Direct comparison can be made with the Belgian pediatric gender clinic (Van Cauwenberg et al., 2021). Its annual suicide rate was about 70 times greater than the rate at the GIDS. This is especially puzzling because patients at the Belgian clinic scored better, on average, than those at the GIDS on tests of psychological functioning (de Graaf et al., 2018). The explanation for the huge disparity in suicide is not clear. The Amsterdam’s clinic annual suicide rate was four times greater than the rate at the GIDS. The higher rate is not surprising, however, because the Dutch clinical population was dominated by older adults: the median age at first visit was 25 (Wiepjes et al., 2020). Suicide rates peak in middle age, and so a population of older adults would be at higher risk than a population of adolescents.
The suicide rate of the GIDS patients is not necessarily indicative of the rate among all adolescents who identify as transgender. On the one hand, individuals with more serious problems (and their families) would be particularly motivated to seek referral and more likely to obtain it, and so the clinical subset would be more prone to suicide. One study suggests that a child who frequently attempted suicide was more readily referred to the GIDS (Carlile et al., 2021). On the other hand, young people facing hostility from their families would be less able to seek referral, and this hostility could make them especially vulnerable to suicide.

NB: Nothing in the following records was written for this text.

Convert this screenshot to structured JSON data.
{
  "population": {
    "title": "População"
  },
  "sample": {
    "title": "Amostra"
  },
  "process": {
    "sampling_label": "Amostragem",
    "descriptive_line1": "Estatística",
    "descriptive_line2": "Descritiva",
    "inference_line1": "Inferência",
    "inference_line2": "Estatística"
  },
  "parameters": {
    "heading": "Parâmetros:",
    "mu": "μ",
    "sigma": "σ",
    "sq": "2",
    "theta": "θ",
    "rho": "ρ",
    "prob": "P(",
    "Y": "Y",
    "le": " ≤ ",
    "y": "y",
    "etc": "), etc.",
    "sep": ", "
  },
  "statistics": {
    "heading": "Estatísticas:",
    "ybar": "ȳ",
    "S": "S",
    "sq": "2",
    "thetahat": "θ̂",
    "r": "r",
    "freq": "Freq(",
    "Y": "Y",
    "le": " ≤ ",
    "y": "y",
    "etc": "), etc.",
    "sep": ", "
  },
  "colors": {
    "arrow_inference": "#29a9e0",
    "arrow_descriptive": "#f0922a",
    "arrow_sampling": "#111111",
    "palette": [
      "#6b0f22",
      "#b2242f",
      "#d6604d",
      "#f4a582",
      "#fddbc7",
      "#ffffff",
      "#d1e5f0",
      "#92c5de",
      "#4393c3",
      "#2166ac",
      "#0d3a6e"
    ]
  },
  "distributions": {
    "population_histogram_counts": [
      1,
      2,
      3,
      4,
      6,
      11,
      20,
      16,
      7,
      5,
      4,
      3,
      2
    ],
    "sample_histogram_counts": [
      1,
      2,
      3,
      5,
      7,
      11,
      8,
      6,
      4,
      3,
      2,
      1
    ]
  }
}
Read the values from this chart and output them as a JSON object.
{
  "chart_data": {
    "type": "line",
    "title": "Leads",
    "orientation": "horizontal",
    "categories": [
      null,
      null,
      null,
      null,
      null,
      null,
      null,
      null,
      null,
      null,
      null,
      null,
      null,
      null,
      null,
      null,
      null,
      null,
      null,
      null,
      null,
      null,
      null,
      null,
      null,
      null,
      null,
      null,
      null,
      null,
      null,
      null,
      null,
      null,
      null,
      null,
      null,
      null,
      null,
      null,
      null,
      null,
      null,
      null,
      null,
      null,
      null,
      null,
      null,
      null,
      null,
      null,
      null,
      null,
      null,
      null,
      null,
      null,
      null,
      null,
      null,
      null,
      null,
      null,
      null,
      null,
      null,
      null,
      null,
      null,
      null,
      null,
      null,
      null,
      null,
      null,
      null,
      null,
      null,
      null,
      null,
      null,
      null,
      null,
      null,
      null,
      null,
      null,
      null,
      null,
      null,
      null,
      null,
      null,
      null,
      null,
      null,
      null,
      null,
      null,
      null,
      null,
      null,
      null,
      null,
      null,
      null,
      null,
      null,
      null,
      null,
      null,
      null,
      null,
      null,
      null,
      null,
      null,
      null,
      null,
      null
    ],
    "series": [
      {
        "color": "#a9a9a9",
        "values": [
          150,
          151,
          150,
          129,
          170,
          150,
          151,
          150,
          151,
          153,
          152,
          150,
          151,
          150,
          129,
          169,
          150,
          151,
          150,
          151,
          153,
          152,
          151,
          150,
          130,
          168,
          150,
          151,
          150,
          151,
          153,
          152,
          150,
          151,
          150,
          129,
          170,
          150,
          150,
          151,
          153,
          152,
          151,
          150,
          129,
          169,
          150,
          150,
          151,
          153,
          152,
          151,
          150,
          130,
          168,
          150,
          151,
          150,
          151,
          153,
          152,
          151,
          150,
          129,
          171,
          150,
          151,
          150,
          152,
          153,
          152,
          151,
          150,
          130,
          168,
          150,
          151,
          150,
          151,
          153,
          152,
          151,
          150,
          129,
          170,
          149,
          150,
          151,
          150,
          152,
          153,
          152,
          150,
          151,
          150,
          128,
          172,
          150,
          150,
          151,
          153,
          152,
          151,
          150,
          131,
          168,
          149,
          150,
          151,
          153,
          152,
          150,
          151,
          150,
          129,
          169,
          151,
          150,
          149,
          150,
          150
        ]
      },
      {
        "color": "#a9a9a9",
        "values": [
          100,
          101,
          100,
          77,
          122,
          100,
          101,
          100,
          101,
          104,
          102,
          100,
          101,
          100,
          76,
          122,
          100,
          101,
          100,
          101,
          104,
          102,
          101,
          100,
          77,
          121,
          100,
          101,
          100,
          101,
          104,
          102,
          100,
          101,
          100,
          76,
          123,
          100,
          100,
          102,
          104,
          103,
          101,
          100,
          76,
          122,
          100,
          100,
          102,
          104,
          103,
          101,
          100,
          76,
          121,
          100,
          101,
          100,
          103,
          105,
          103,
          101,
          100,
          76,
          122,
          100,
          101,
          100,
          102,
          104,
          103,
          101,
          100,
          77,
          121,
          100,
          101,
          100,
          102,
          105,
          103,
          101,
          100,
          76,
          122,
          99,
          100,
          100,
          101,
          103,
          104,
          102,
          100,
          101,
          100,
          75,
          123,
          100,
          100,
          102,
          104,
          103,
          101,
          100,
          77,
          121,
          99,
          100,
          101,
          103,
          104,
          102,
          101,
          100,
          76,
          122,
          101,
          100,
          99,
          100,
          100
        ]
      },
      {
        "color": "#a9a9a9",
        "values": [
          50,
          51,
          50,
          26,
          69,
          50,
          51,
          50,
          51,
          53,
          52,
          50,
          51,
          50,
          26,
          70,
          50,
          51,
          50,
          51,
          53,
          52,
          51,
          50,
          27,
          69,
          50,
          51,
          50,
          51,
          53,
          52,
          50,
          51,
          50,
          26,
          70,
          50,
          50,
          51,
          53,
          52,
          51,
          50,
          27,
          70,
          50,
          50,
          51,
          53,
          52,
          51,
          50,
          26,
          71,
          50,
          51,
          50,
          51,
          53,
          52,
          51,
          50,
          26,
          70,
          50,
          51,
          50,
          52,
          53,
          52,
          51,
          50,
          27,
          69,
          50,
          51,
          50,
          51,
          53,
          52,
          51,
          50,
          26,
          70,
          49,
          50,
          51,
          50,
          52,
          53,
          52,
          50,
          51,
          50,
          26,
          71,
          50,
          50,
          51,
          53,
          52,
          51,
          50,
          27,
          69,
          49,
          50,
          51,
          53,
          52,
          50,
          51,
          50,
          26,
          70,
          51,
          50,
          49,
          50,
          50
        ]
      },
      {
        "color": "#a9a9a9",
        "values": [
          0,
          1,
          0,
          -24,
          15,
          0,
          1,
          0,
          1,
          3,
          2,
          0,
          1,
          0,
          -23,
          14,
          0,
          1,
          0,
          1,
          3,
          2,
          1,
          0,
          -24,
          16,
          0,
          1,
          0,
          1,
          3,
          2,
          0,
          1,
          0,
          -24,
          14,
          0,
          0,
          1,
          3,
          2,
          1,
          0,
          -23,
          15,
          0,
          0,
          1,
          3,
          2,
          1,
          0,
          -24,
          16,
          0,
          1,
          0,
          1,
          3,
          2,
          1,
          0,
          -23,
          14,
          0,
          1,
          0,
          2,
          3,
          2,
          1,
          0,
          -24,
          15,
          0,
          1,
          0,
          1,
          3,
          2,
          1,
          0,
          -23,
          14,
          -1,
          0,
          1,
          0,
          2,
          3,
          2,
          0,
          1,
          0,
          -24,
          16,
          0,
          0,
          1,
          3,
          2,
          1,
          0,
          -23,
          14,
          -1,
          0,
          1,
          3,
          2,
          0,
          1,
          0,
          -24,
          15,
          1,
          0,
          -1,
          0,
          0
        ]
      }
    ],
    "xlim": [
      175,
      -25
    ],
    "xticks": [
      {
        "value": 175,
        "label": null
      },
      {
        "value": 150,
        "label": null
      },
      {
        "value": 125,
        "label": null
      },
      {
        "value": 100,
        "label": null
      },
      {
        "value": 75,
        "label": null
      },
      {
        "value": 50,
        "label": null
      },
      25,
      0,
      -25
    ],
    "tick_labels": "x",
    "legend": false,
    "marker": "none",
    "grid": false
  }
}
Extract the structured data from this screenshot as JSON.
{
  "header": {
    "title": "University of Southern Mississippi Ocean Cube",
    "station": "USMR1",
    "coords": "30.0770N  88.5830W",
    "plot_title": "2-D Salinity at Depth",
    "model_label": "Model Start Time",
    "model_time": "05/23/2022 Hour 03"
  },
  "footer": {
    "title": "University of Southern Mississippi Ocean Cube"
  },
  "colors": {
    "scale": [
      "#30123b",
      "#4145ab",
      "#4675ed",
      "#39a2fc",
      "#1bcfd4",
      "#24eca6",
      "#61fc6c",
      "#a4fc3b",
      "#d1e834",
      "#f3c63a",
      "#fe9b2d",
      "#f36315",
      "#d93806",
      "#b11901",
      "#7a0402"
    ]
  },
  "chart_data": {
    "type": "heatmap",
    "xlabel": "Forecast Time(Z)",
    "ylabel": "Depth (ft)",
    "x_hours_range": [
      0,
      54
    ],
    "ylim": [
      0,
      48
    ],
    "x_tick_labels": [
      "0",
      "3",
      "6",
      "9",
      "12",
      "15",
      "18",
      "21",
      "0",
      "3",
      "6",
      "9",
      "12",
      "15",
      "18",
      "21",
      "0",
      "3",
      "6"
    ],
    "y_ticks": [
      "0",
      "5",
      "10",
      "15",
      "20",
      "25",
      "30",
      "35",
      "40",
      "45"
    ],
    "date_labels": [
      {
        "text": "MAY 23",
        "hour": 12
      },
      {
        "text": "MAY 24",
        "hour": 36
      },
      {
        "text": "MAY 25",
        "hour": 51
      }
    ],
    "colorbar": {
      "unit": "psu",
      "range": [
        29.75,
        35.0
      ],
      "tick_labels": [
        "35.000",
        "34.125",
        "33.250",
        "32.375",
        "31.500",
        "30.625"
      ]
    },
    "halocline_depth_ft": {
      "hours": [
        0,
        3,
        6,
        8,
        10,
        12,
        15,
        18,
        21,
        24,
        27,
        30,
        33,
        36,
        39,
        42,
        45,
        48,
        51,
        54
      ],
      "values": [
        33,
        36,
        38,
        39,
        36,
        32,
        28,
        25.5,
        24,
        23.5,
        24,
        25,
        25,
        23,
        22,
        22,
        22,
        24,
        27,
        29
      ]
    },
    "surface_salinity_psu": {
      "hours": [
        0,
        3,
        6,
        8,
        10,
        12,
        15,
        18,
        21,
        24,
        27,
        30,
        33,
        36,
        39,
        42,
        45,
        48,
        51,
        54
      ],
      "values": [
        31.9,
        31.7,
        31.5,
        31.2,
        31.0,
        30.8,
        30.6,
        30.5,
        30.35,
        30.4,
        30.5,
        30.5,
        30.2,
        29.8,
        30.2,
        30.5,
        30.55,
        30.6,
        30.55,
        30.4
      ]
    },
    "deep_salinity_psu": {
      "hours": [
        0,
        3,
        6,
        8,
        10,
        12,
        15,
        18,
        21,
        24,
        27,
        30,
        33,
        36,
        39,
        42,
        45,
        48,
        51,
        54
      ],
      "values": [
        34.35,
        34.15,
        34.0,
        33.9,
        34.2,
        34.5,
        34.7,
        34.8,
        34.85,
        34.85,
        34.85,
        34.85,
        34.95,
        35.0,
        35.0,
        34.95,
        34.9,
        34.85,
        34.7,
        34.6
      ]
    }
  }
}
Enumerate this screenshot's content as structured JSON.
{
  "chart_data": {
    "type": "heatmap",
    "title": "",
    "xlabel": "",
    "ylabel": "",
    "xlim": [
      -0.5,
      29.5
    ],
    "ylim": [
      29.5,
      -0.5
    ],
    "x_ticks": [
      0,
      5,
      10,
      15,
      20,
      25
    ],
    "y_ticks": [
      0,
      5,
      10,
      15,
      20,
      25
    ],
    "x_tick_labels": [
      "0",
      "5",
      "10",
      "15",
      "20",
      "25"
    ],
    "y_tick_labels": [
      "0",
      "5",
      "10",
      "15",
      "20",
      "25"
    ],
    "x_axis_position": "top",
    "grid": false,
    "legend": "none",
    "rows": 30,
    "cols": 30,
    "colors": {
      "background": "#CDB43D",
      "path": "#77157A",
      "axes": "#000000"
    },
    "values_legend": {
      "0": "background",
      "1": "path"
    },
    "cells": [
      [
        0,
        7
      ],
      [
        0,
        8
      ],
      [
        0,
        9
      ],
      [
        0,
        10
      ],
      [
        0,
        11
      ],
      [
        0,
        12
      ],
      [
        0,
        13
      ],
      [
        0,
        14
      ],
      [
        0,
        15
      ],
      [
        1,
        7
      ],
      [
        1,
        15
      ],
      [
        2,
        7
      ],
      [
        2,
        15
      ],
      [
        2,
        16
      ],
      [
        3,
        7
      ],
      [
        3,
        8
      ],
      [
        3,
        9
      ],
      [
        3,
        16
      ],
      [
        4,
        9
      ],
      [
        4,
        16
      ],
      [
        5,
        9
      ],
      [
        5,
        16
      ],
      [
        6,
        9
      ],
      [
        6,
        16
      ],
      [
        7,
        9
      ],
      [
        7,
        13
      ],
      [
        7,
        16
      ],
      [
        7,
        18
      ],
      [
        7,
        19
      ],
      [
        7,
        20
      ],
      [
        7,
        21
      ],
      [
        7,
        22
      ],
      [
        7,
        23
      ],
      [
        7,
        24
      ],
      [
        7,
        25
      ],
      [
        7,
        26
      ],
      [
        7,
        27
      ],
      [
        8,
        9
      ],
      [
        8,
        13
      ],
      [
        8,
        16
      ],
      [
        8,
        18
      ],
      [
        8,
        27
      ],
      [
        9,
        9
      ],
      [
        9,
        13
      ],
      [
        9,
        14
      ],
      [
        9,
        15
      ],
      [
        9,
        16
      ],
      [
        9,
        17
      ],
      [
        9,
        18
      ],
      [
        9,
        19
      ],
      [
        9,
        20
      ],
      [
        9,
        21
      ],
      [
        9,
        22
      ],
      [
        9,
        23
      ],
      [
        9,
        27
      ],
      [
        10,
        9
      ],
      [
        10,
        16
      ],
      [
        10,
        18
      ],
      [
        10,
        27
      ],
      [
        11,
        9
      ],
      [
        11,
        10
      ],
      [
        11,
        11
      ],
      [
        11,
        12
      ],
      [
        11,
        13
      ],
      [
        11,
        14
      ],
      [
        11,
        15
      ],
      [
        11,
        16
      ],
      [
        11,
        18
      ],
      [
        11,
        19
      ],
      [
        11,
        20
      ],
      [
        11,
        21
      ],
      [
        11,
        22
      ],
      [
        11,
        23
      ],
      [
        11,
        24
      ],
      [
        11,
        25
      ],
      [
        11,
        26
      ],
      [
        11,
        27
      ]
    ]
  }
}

Taking into account these limitations, the estimated suicide rate at the GIDS provides the strongest evidence yet published that transgender adolescents are more likely to commit suicide than the overall adolescent population. The higher risk could have various causes: gender dysphoria, accompanying psychological conditions, and ensuing social disadvantages such as bullying. Studies of young people referred to the GIDS in 2012 and 2015 found a high prevalence of eating disorders, depression, and autism spectrum conditions (ASC) (Holt et al., 2016; Morandini et al., 2021)—all known to increase the probability of suicide (Simon & VonKorff, 1998; Smith et al., 2018). Eating disorders and depression could be consequences of transgender identity and its ensuing social repercussions, but this is implausible for ASC insofar as it originates in genes or the prenatal environment. From a sample of over 700 referrals to the GIDS in 2012 and 2015, 14–15% were diagnosed with ASC (Morandini et al., 2021). This compared to 0.8–1.1% of students in England (Department for Education, 2012, 2015). The association between autism and gender dysphoria is found in many populations (Socialstyrelsen, 2020; Warrier et al., 2020). Autism is known to increase the risk of suicide mortality, especially in females (Hirvikoski et al., 2016; Kirby et al., 2019; Socialstyrelsen, 2020). To some extent, therefore, the elevated suicide rate for transgender youth compared to their peers reflects the higher incidence of ASC. The same holds for other psychiatric disorders associated with gender dysphoria (Dhejne et al., 2016). Ideally, the suicide rate for patients of the GIDS would be compared to the suicide rate for patients in contact with other NHS mental health services, but the latter rate is not available.
One final caveat is that these data shed no light on the question of whether counseling or endocrinological interventions—gonadotropin-releasing hormone agonist or cross-sex hormones—affect the risk of suicide (Biggs, 2020; Turban et al., 2020). Although two out of the four suicides were of patients on the waiting list, and thus would not have obtained treatment, this is not disproportionate: the waiting list contributed nearly half of the total patient-years.